In a much anticipated move, Indus has announced price hike for its Corolla variants by PRs24,000-35,000 and for Coure by PRs20,000-25,000. We view the ~2% price hike as the first round and believe the company needs to increase prices by 4% to fully pass-on the FX cost hike. Although Indus’s volumes have been less sensitive to price hike in the last couple of years, we believe the company may not go for another round until demand stabilizes and the downside from floods is manageable. We expect the price hike impact to be visible in 2QFY10E bottom-line for the company due to delivery periods. From an industry perspective, we expect other automakers to follow suite in next few days though quantum may vary depending on; (1) pricing power and the strategy to retain volumes vs. margins and (2) share of imported components in production cost.

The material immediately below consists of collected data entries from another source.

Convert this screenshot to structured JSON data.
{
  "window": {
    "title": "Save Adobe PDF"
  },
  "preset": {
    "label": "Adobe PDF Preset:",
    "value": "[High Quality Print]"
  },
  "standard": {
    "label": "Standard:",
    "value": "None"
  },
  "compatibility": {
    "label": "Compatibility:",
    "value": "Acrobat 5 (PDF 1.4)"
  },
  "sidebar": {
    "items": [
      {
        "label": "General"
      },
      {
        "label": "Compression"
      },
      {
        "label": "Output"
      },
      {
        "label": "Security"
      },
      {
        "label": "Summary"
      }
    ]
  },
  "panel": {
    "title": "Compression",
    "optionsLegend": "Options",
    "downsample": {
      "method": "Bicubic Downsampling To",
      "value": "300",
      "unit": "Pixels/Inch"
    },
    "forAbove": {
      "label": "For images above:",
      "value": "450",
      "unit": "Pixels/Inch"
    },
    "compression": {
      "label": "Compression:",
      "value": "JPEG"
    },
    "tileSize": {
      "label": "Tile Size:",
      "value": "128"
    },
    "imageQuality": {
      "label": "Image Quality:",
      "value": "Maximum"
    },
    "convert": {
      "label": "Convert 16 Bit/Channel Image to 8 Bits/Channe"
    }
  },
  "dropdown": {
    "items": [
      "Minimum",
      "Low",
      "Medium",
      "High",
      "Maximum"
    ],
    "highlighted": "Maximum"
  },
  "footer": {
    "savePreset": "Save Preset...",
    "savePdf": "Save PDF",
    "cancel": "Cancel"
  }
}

Yen appreciation – the biggest near-term threat…

We see Yen appreciation as the biggest near-term threat to automakers’ profitability. Yen has appreciated by 3.6% to >PRs1.0 level since Jun-10 while US$ has appreciated by 0.3% to PRs85.8. While Japanese government has started intervention to cool-down its appreciation against US$, it remains a wild card. The FX risk remains as >90% of automakers product cost is variable in the form of parts of which >50% are imported, primarily from Japan, providing little operating leverage. We estimate that 1% FX volatility affects Indus’s FY11E EPS by PRs3.1 and PSMC’s 2010E EPS by PRs0.7.

… While floods are another issue

Misery loves company! We expect autos demand to drop by 10% YoY due to the floods that have affected >20mn people in the country in the base-case and flag that volumes can drop by 25-30% in a worst-case scenario. Agriculture sector, whose cash-rich buyers were the leading demand drivers during last couple of years, has been the worst hit from the floods. We see two pronged impact of lower demand on their financial performance; (1) lower production increasing fixed costs, though lower operating leverage implies its impact should not be significant and (2) weaker pricing power as companies scramble to retain volumes.